Sadly, it’s on these rare occasions that Long and other St. Paul teachers glimpse what it’s like teaching a manageable class size of students.
“All of a sudden, you could manage your classroom,” Long said, joining a demonstration outside the school building before the start of classes this morning. “You can get things done.”
Limiting class sizes is among the key proposals Long’s union, the St. Paul Federation of Teachers, has prioritized in ongoing contract negotiations with the St. Paul Public Schools. SPFT members highlighted those priorities during “walk-in” demonstrations before class today at 55 school sites citywide, including American Indian Magnet in Dayton’s Bluff.
Parents, students and neighbors joined teachers at the walk-ins, showing their support for contract proposals the SPFT developed after months of gathering input from community stakeholders.
“We started our negotiation work with families, students and community members. It is only natural to continue that,” SPFT President Mary Cathryn Ricker said. “It’s time to make progress on a contract that ensures the schools St. Paul children deserve.”
Negotiations began eight months ago. Along with limits on class size, teachers are pushing for expanded access to pre-Kindergarten; guaranteed staffing of school nurses, social workers, media specialists and other support staff; and a de-emphasis on standardized testing.
Michele Fairbanks, who teaches at the American Indian Magnet and has a daughter in the school, pointed to research by the union indicating some students spend as much as 30 days per school year taking tests.
“One set of tests is fine,” Fairbanks said. “But three or four standardized tests per year is overkill.

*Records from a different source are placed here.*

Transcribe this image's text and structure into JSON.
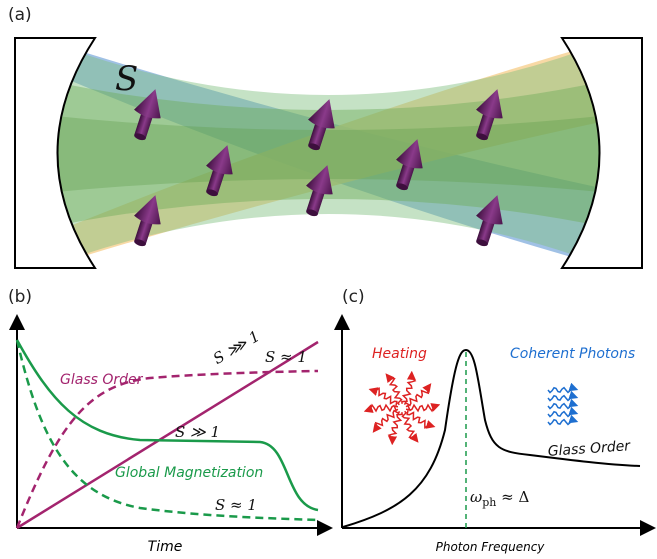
{
  "panel_a": {
    "label": "(a)",
    "spin_label": "S"
  },
  "panel_b": {
    "label": "(b)",
    "glass_order": "Glass Order",
    "s_much_much": "S ⋙ 1",
    "s_approx_top": "S ≈ 1",
    "s_much": "S ≫ 1",
    "global_magnetization": "Global Magnetization",
    "s_approx_bottom": "S ≈ 1",
    "x_label": "Time"
  },
  "panel_c": {
    "label": "(c)",
    "heating": "Heating",
    "coherent_photons": "Coherent Photons",
    "glass_order": "Glass Order",
    "resonance": {
      "symbol": "ω",
      "subscript": "ph",
      "relation": " ≈ Δ"
    },
    "x_label": "Photon Frequency"
  }
}
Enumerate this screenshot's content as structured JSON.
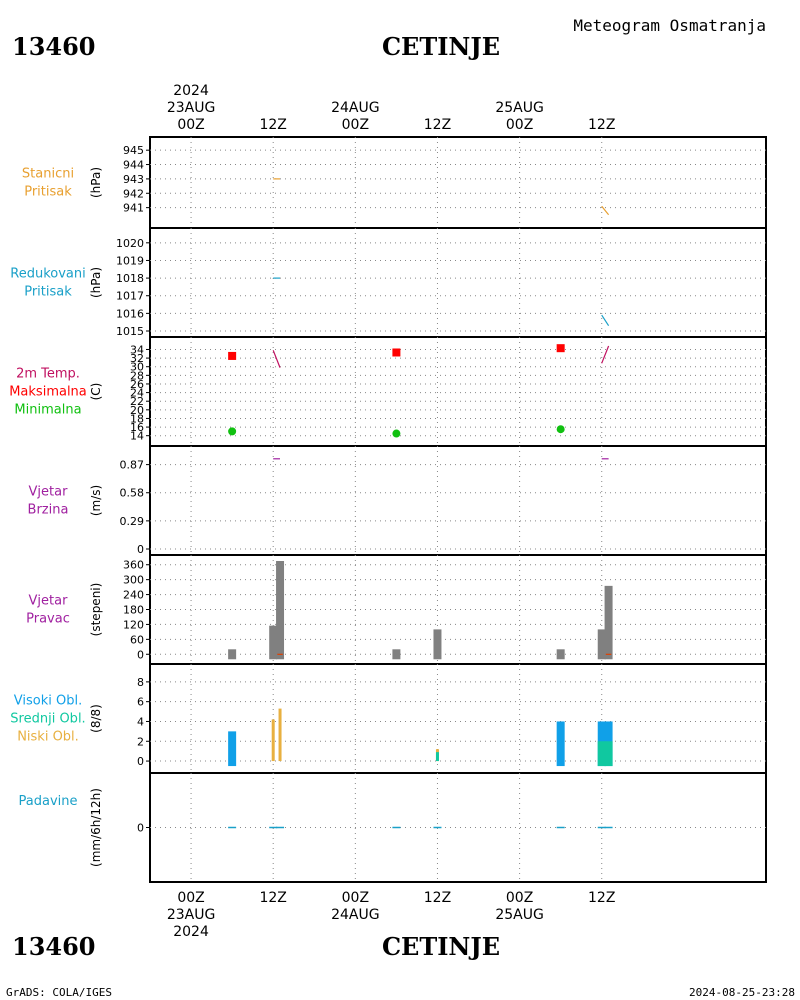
{
  "header": {
    "station_id": "13460",
    "station_name": "CETINJE",
    "product_title": "Meteogram Osmatranja"
  },
  "footer": {
    "credit": "GrADS: COLA/IGES",
    "timestamp": "2024-08-25-23:28"
  },
  "colors": {
    "station_pressure": "#e8a030",
    "reduced_pressure": "#1aa0c8",
    "temp_line": "#c01060",
    "temp_max": "#ff0000",
    "temp_min": "#10c010",
    "wind_speed": "#a020a0",
    "wind_dir_bar": "#808080",
    "wind_dir_line": "#e04000",
    "clouds_high": "#10a0e8",
    "clouds_mid": "#10c8a0",
    "clouds_low": "#e8b040",
    "precip": "#1aa0c8"
  },
  "chart_data": {
    "type": "meteogram",
    "time_axis": {
      "start": "2024-08-23 00Z",
      "end": "2024-08-25 18Z",
      "top_labels": [
        {
          "time_h": 0,
          "lines": [
            "2024",
            "23AUG",
            "00Z"
          ]
        },
        {
          "time_h": 12,
          "lines": [
            "12Z"
          ]
        },
        {
          "time_h": 24,
          "lines": [
            "24AUG",
            "00Z"
          ]
        },
        {
          "time_h": 36,
          "lines": [
            "12Z"
          ]
        },
        {
          "time_h": 48,
          "lines": [
            "25AUG",
            "00Z"
          ]
        },
        {
          "time_h": 60,
          "lines": [
            "12Z"
          ]
        }
      ],
      "bottom_labels": [
        {
          "time_h": 0,
          "lines": [
            "00Z",
            "23AUG",
            "2024"
          ]
        },
        {
          "time_h": 12,
          "lines": [
            "12Z"
          ]
        },
        {
          "time_h": 24,
          "lines": [
            "00Z",
            "24AUG"
          ]
        },
        {
          "time_h": 36,
          "lines": [
            "12Z"
          ]
        },
        {
          "time_h": 48,
          "lines": [
            "00Z",
            "25AUG"
          ]
        },
        {
          "time_h": 60,
          "lines": [
            "12Z"
          ]
        }
      ],
      "grid": true
    },
    "panels": [
      {
        "id": "station_pressure",
        "labels": [
          {
            "text": "Stanicni",
            "color": "#e8a030"
          },
          {
            "text": "Pritisak",
            "color": "#e8a030"
          }
        ],
        "unit": "(hPa)",
        "ylim": [
          940,
          945.5
        ],
        "ticks": [
          941,
          942,
          943,
          944,
          945
        ],
        "series": [
          {
            "kind": "line",
            "color": "#e8a030",
            "points": [
              [
                12,
                943.0
              ],
              [
                13,
                943.0
              ]
            ]
          },
          {
            "kind": "line",
            "color": "#e8a030",
            "points": [
              [
                60,
                941.1
              ],
              [
                61,
                940.5
              ]
            ]
          }
        ]
      },
      {
        "id": "reduced_pressure",
        "labels": [
          {
            "text": "Redukovani",
            "color": "#1aa0c8"
          },
          {
            "text": "Pritisak",
            "color": "#1aa0c8"
          }
        ],
        "unit": "(hPa)",
        "ylim": [
          1015,
          1020.5
        ],
        "ticks": [
          1015,
          1016,
          1017,
          1018,
          1019,
          1020
        ],
        "series": [
          {
            "kind": "line",
            "color": "#1aa0c8",
            "points": [
              [
                12,
                1018.0
              ],
              [
                13,
                1018.0
              ]
            ]
          },
          {
            "kind": "line",
            "color": "#1aa0c8",
            "points": [
              [
                60,
                1015.9
              ],
              [
                61,
                1015.3
              ]
            ]
          }
        ]
      },
      {
        "id": "temperature",
        "labels": [
          {
            "text": "2m Temp.",
            "color": "#c01060"
          },
          {
            "text": "Maksimalna",
            "color": "#ff0000"
          },
          {
            "text": "Minimalna",
            "color": "#10c010"
          }
        ],
        "unit": "(C)",
        "ylim": [
          13,
          35.5
        ],
        "ticks": [
          14,
          16,
          18,
          20,
          22,
          24,
          26,
          28,
          30,
          32,
          34
        ],
        "series": [
          {
            "kind": "line",
            "color": "#c01060",
            "points": [
              [
                12,
                33.8
              ],
              [
                13,
                29.8
              ]
            ]
          },
          {
            "kind": "line",
            "color": "#c01060",
            "points": [
              [
                60,
                30.8
              ],
              [
                61,
                34.8
              ]
            ]
          },
          {
            "kind": "squares",
            "color": "#ff0000",
            "name": "Maksimalna",
            "points": [
              [
                6,
                32.5
              ],
              [
                30,
                33.3
              ],
              [
                54,
                34.3
              ]
            ]
          },
          {
            "kind": "circles",
            "color": "#10c010",
            "name": "Minimalna",
            "points": [
              [
                6,
                15.0
              ],
              [
                30,
                14.5
              ],
              [
                54,
                15.5
              ]
            ]
          }
        ]
      },
      {
        "id": "wind_speed",
        "labels": [
          {
            "text": "Vjetar",
            "color": "#a020a0"
          },
          {
            "text": "Brzina",
            "color": "#a020a0"
          }
        ],
        "unit": "(m/s)",
        "ylim": [
          0,
          1.0
        ],
        "ticks": [
          0,
          0.29,
          0.58,
          0.87
        ],
        "series": [
          {
            "kind": "line",
            "color": "#a020a0",
            "points": [
              [
                12,
                0.93
              ],
              [
                13,
                0.93
              ]
            ]
          },
          {
            "kind": "line",
            "color": "#a020a0",
            "points": [
              [
                60,
                0.93
              ],
              [
                61,
                0.93
              ]
            ]
          }
        ]
      },
      {
        "id": "wind_direction",
        "labels": [
          {
            "text": "Vjetar",
            "color": "#a020a0"
          },
          {
            "text": "Pravac",
            "color": "#a020a0"
          }
        ],
        "unit": "(stepeni)",
        "ylim": [
          -15,
          375
        ],
        "ticks": [
          0,
          60,
          120,
          180,
          240,
          300,
          360
        ],
        "series": [
          {
            "kind": "bars",
            "color": "#808080",
            "points": [
              [
                6,
                20
              ],
              [
                12,
                115
              ],
              [
                13,
                375
              ],
              [
                30,
                20
              ],
              [
                36,
                100
              ],
              [
                54,
                20
              ],
              [
                60,
                100
              ],
              [
                61,
                275
              ]
            ]
          },
          {
            "kind": "line",
            "color": "#e04000",
            "points": [
              [
                12.6,
                0
              ],
              [
                13.4,
                0
              ]
            ]
          },
          {
            "kind": "line",
            "color": "#e04000",
            "points": [
              [
                60.6,
                0
              ],
              [
                61.4,
                0
              ]
            ]
          }
        ]
      },
      {
        "id": "clouds",
        "labels": [
          {
            "text": "Visoki Obl.",
            "color": "#10a0e8"
          },
          {
            "text": "Srednji Obl.",
            "color": "#10c8a0"
          },
          {
            "text": "Niski Obl.",
            "color": "#e8b040"
          }
        ],
        "unit": "(8/8)",
        "ylim": [
          -0.6,
          9.2
        ],
        "ticks": [
          0,
          2,
          4,
          6,
          8
        ],
        "series": [
          {
            "kind": "bars",
            "color": "#10a0e8",
            "name": "Visoki Obl.",
            "points": [
              [
                6,
                3
              ],
              [
                54,
                4
              ],
              [
                60,
                4
              ],
              [
                61,
                4
              ]
            ]
          },
          {
            "kind": "bars",
            "color": "#10c8a0",
            "name": "Srednji Obl.",
            "points": [
              [
                60,
                2
              ],
              [
                61,
                2
              ]
            ]
          },
          {
            "kind": "thinbars",
            "color": "#e8b040",
            "name": "Niski Obl.",
            "points": [
              [
                12,
                4.2
              ],
              [
                13,
                5.3
              ],
              [
                36,
                1.2
              ]
            ]
          },
          {
            "kind": "thinbars",
            "color": "#10c8a0",
            "points": [
              [
                36,
                0.9
              ]
            ]
          }
        ]
      },
      {
        "id": "precipitation",
        "labels": [
          {
            "text": "Padavine",
            "color": "#1aa0c8"
          }
        ],
        "unit": "(mm/6h/12h)",
        "ylim": [
          -5,
          5
        ],
        "ticks": [
          0
        ],
        "series": [
          {
            "kind": "dashes",
            "color": "#1aa0c8",
            "points": [
              [
                6,
                0
              ],
              [
                12,
                0
              ],
              [
                13,
                0
              ],
              [
                30,
                0
              ],
              [
                36,
                0
              ],
              [
                54,
                0
              ],
              [
                60,
                0
              ],
              [
                61,
                0
              ]
            ]
          }
        ]
      }
    ]
  }
}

The tests cost a lot of money, and that takes a lot away from students, from class sizes.”
In September, the district moved the talks into closed-door mediation and out of the public eye – a decision that rankled many teachers.
“The school district makes a big deal of having ‘Strong Schools, Strong Communities,’” American Indian Magnet teacher Jason Bresette said, citing the title of the district’s strategic plan. “But when they closed negotiations, it didn’t feel like they wanted strong community input.”
“Teachers who aren’t on the bargaining committee, parents, community members – we can’t listen or watch because they walked out so early in the process,” Fairbanks added.
Union officers said teachers planned the citywide walk-in to demonstrate their “frustration with the pace of talks, but it is not part of a formal run-up to a strike … or other job action.”
Long, who splits a case load of 45 students with one other special education teacher, believes district administrators and school board members share many of the teachers’ concerns, particularly when it comes to class sizes. But his caseload isn’t getting any more manageable as negotiations drag on.
“I’m supposed to have about 10 to 12 students in my caseload,” Long said. “We run out of chairs sometimes. It’s hard to move around in the classroom.”